Performs Region of Interest (RoI) Align operator described in Mask R-CNN

Parameters
• input (Tensor[N, C, H, W]) – input tensor

• boxes (Tensor[K, 5] or List[Tensor[L, 4]]) – the box coordinates in (x1, y1, x2, y2) format where the regions will be taken from. If a single Tensor is passed, then the first column should contain the batch index. If a list of Tensors is passed, then each Tensor will correspond to the boxes for an element i in a batch

• output_size (int or Tuple[int, int]) – the size of the output after the cropping is performed, as (height, width)

• spatial_scale (float) – a scaling factor that maps the input coordinates to the box coordinates. Default: 1.0

• sampling_ratio (int) – number of sampling points in the interpolation grid used to compute the output value of each pooled output bin. If > 0, then exactly sampling_ratio x sampling_ratio grid points are used. If <= 0, then an adaptive number of grid points are used (computed as ceil(roi_width / pooled_w), and likewise for height). Default: -1

• aligned (bool) – If False, use the legacy implementation. If True, pixel shift it by -0.5 for align more perfectly about two neighboring pixel indices. This version in Detectron2

Returns

output (Tensor[K, C, output_size[0], output_size[1]])
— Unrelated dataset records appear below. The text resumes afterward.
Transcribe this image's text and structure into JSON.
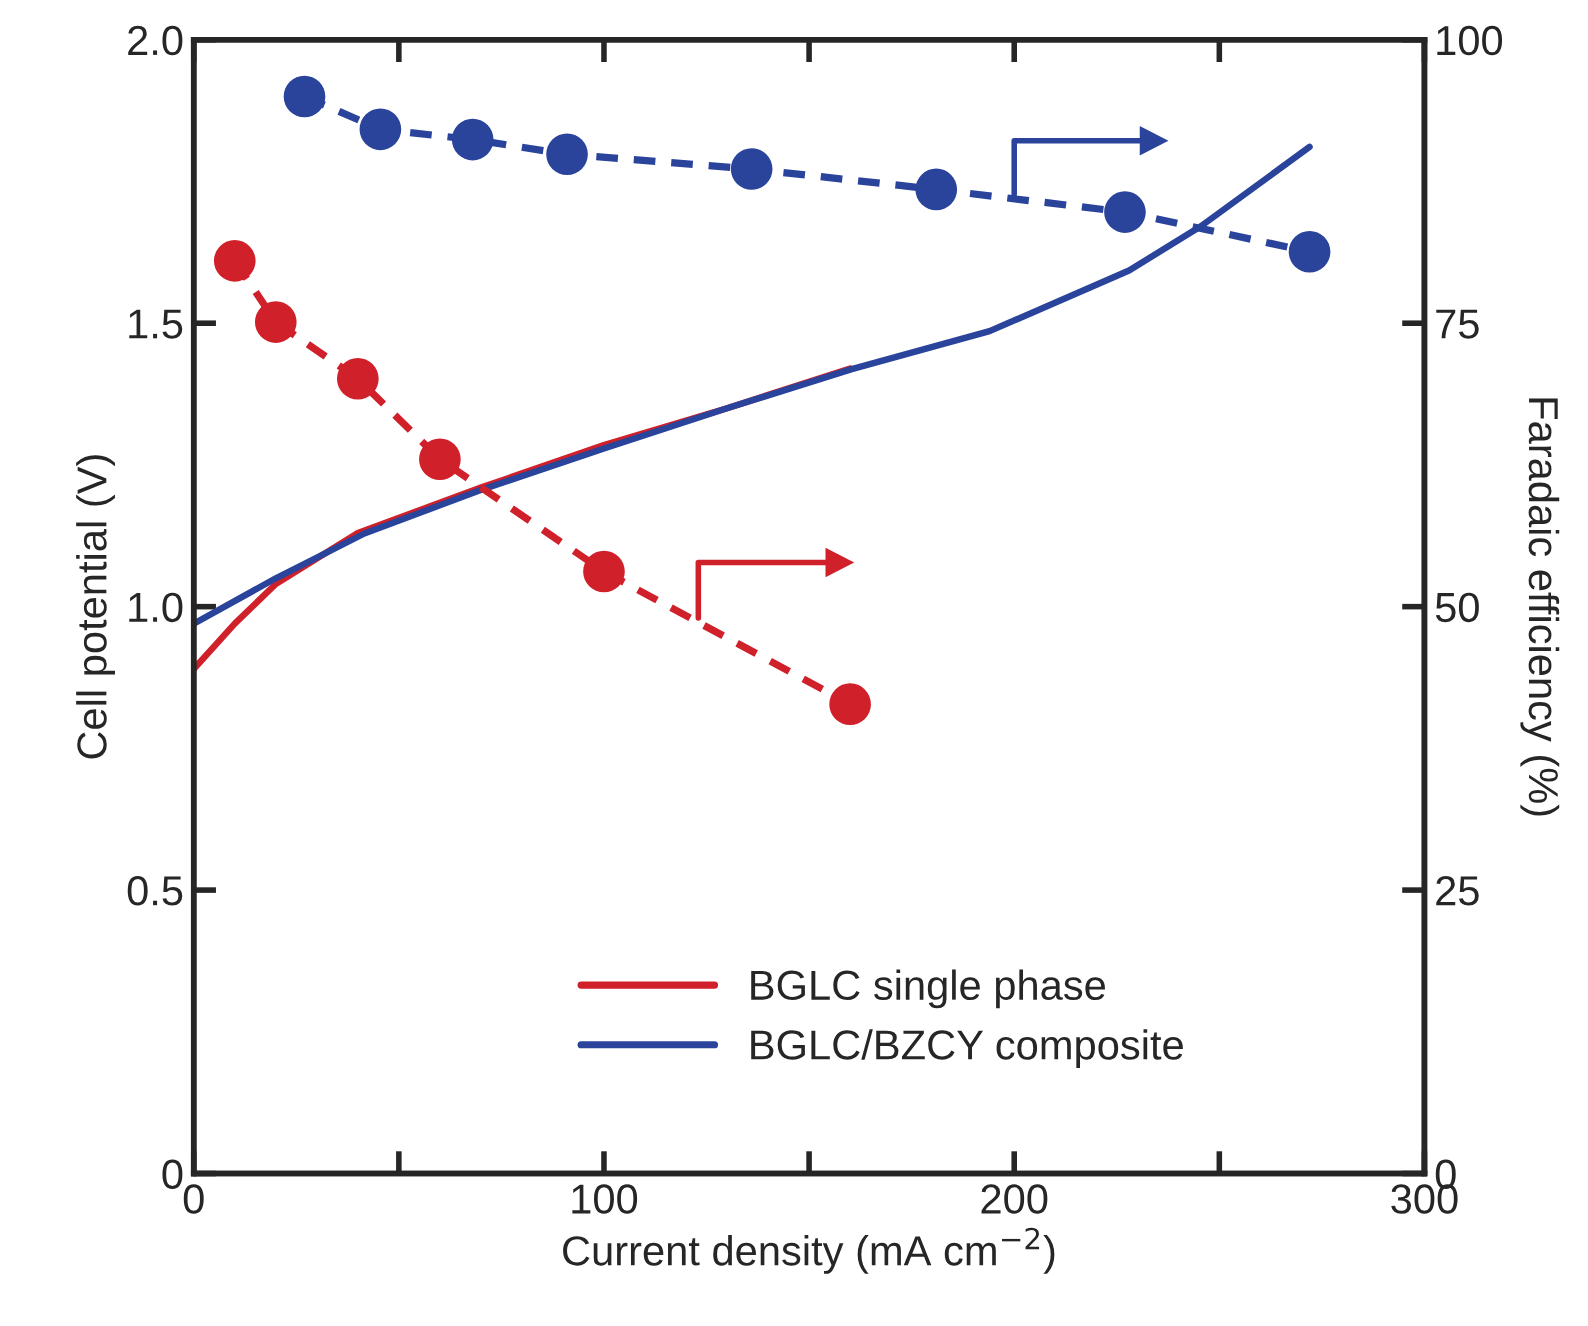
{
  "chart_data": {
    "type": "line",
    "xlabel": "Current density (mA cm$^{−2}$)",
    "ylabel": "Cell potential (V)",
    "y2label": "Faradaic efficiency (%)",
    "xlim": [
      0,
      300
    ],
    "xticks": [
      0,
      {
        "value": 50,
        "label": null
      },
      100,
      {
        "value": 150,
        "label": null
      },
      200,
      {
        "value": 250,
        "label": null
      },
      300
    ],
    "ylim": [
      0,
      2.0
    ],
    "yticks": [
      {
        "value": 0,
        "label": "0"
      },
      0.5,
      {
        "value": 1.0,
        "label": "1.0"
      },
      1.5,
      {
        "value": 2.0,
        "label": "2.0"
      }
    ],
    "y2lim": [
      0,
      100
    ],
    "y2ticks": [
      0,
      25,
      50,
      75,
      100
    ],
    "legend": "bottom",
    "grid": false,
    "series": [
      {
        "name": "BGLC single phase",
        "color": "#d0202a",
        "x": [
          0,
          10,
          20,
          40,
          70,
          100,
          130,
          160
        ],
        "values": [
          0.89,
          0.97,
          1.04,
          1.13,
          1.21,
          1.285,
          1.35,
          1.42
        ],
        "line_style": "solid",
        "marker": "none"
      },
      {
        "name": "BGLC/BZCY composite",
        "color": "#2a449c",
        "x": [
          0,
          20,
          41.6,
          69.3,
          100,
          130,
          160.4,
          194,
          228,
          245.5,
          272
        ],
        "values": [
          0.97,
          1.05,
          1.129,
          1.204,
          1.279,
          1.35,
          1.419,
          1.486,
          1.593,
          1.671,
          1.811
        ],
        "line_style": "solid",
        "marker": "none"
      },
      {
        "color": "#d0202a",
        "axis": "y2",
        "x": [
          10,
          20,
          40,
          60,
          100,
          160
        ],
        "values": [
          80.5,
          75.1,
          70.1,
          63,
          53.1,
          41.4
        ],
        "line_style": "dashed",
        "marker": "circle"
      },
      {
        "color": "#2a449c",
        "axis": "y2",
        "x": [
          27,
          45.5,
          68,
          91,
          136,
          181,
          227,
          272
        ],
        "values": [
          95,
          92.1,
          91.2,
          89.9,
          88.6,
          86.8,
          84.8,
          81.3
        ],
        "line_style": "dashed",
        "marker": "circle"
      }
    ]
  }
}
torchvision.ops.roi_pool(input, boxes, output_size, spatial_scale=1.0)[source]

Performs Region of Interest (RoI) Pool operator described in Fast R-CNN

Parameters
• input (Tensor[N, C, H, W]) – input tensor

• boxes (Tensor[K, 5] or List[Tensor[L, 4]]) – the box coordinates in (x1, y1, x2, y2) format where the regions will be taken from. If a single Tensor is passed, then the first column should contain the batch index. If a list of Tensors is passed, then each Tensor will correspond to the boxes for an element i in a batch

• output_size (int or Tuple[int, int]) – the size of the output after the cropping is performed, as (height, width)

• spatial_scale (float) – a scaling factor that maps the input coordinates to the box coordinates. Default: 1.0

Returns

output (Tensor[K, C, output_size[0], output_size[1]])

class torchvision.ops.RoIAlign(output_size, spatial_scale, sampling_ratio, aligned=False)[source]

See roi_align

class torchvision.ops.RoIPool(output_size, spatial_scale)[source]

See roi_pool